Pakistan`s war against extremism not as expected: Gates

US defence secretary said Pakistani co-operation was going up.

Washington: Pakistan is not making enough progress in war against terrorism, even though its commitment to defeat extremism has significantly increased in the last one year, US Defence Secretary Robert Gates has said.

"We don`t have combat boots on the ground in Pakistan. What we are seeing is Pakistani government, Pakistani Army taking action against some of these safe havens, disrupting them and increasingly coordinating with us in, not in cross-border, but on either-side-of-the-border operations against these groups," Gates said at the Wall Street Journal CEO Council 2010 Meeting.

"I think that the Pakistanis taking it on is clearly preferable."

When asked if Pakistan was doing as aggressively as the US would like them to, he responded in negative saying the US needs to be patient in this regard.

"We have said all along that they have gotten to where they need to be.

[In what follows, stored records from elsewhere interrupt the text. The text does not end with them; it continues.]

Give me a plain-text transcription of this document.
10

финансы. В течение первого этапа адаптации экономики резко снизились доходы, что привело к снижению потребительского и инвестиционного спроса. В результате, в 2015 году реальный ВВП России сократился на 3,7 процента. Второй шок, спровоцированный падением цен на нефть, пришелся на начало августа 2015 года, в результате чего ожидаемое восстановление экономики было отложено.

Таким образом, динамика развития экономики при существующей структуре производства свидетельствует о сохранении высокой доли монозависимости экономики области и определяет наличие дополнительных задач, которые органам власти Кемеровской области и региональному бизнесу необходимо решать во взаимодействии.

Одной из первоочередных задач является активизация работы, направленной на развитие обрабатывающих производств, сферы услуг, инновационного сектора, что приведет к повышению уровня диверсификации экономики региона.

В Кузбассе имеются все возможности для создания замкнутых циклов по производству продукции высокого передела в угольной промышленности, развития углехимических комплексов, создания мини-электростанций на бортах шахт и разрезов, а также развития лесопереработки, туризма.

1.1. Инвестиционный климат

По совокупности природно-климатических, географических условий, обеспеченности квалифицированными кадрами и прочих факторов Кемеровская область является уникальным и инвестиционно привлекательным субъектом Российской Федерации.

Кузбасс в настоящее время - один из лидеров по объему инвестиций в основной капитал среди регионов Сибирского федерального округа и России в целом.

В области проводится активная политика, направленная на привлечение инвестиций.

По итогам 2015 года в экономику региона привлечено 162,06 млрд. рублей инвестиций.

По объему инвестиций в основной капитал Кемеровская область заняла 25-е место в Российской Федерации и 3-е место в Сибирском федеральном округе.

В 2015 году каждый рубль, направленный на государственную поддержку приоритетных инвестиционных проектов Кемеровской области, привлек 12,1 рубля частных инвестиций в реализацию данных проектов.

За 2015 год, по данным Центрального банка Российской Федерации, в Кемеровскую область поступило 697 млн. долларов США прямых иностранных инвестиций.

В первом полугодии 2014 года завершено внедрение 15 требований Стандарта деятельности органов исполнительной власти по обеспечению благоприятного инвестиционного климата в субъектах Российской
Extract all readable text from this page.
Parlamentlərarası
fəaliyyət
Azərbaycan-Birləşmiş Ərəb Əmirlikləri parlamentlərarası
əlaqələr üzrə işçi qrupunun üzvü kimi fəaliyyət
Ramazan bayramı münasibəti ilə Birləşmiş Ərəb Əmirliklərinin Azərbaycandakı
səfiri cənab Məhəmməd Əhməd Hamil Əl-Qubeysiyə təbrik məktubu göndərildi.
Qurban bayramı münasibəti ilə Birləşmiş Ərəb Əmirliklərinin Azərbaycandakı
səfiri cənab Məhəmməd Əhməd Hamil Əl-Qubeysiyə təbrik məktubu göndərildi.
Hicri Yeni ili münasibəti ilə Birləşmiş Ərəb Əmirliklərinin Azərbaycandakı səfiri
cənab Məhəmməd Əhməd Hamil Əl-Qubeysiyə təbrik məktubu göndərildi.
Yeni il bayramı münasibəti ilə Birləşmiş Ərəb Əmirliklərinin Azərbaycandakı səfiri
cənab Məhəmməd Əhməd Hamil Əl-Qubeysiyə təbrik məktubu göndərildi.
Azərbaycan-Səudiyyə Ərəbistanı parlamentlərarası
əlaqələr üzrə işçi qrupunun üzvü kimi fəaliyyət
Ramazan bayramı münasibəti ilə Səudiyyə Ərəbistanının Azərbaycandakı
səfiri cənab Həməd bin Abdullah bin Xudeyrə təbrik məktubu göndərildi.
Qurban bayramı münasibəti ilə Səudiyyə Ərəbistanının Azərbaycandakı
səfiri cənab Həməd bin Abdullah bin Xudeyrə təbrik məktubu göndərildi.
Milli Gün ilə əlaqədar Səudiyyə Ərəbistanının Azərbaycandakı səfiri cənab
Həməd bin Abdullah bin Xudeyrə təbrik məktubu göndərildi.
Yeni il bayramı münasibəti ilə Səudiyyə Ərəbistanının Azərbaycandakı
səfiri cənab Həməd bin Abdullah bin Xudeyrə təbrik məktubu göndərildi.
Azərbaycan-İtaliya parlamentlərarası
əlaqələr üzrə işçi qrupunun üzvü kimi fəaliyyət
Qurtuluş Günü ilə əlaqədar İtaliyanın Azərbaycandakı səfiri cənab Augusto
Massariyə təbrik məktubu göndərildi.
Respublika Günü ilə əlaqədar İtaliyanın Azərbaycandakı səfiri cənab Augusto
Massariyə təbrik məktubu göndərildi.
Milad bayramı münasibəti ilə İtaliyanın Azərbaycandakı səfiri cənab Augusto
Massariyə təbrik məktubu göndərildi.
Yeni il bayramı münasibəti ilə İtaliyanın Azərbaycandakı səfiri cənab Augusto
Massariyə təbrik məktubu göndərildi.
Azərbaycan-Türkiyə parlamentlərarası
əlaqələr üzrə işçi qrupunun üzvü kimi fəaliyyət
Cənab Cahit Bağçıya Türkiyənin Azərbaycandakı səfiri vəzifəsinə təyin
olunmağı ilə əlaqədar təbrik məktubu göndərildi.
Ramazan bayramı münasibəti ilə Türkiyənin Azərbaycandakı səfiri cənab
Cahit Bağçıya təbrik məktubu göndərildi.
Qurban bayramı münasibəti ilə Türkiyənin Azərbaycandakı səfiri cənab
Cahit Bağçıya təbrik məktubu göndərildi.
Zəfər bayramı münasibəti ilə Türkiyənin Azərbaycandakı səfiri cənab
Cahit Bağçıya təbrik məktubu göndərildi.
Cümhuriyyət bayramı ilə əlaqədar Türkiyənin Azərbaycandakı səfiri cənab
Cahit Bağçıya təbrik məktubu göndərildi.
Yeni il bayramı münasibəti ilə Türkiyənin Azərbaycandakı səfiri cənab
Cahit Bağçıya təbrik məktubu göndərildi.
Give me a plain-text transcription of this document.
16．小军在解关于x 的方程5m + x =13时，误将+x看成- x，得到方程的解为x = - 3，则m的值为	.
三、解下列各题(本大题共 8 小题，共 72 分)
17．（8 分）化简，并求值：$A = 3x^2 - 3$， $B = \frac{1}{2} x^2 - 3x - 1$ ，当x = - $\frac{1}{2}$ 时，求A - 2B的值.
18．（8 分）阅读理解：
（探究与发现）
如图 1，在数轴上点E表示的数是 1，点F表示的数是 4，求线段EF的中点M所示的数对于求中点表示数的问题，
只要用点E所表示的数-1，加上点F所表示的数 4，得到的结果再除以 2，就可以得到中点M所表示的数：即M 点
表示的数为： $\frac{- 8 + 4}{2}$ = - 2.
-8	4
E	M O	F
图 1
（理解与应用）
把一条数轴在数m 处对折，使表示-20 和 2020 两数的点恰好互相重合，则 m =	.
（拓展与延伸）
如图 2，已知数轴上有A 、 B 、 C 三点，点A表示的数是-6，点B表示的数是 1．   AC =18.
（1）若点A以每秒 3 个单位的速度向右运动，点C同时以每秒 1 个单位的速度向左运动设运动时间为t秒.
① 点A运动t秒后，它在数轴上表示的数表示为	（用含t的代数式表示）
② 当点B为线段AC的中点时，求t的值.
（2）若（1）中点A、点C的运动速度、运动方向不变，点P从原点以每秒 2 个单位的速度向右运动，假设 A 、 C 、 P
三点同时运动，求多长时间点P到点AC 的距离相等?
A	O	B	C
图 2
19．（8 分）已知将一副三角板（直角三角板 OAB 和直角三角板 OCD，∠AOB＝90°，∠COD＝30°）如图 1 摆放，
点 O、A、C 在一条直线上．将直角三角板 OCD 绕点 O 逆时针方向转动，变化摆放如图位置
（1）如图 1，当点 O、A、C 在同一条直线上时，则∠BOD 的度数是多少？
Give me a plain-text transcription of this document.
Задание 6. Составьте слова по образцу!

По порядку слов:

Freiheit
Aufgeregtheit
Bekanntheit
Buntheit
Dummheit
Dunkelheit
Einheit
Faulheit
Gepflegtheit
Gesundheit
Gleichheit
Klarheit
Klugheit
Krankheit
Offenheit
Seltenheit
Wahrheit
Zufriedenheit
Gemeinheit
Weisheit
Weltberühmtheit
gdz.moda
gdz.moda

We are pretty impatient people... we want everything done yesterday. But, they are doing things that we would have been sceptical they would do even a year, year and a half ago," he said.

Gates said that their highest priority was clearly going after the people that they think were trying to overthrow them, which is the Pakistani Taliban.

But they are increasingly, I think, moving and working with us against the other groups. I think it`s going up. Two years ago if you had told me that Pakistan would have 140,000 troops on its western border fighting Taliban and other terror groups, I would have thought that impossible, he said.

They have basically withdrawn six divisions from the Indian border to deal with this problem.

Gates said Pakistani co-operation was going up. "Is it as fast as we would like? No. But if you had told me two years ago that they would have occupied Swat and South Waziristan and be going after these people, be working with us and partnering with us as we coordinate on both sides of the border, I`d have thought that was a reach," he said.

"I think that the strategic dialogue we`ve had with the leaders of Pakistan when they`ve come here twice – and Secretary Clinton and our team has gone to Islamabad once this summer -- I think has really enhanced the quality of the relationship. And I think that there is a growing common understanding of the mutual threats that we face," he said.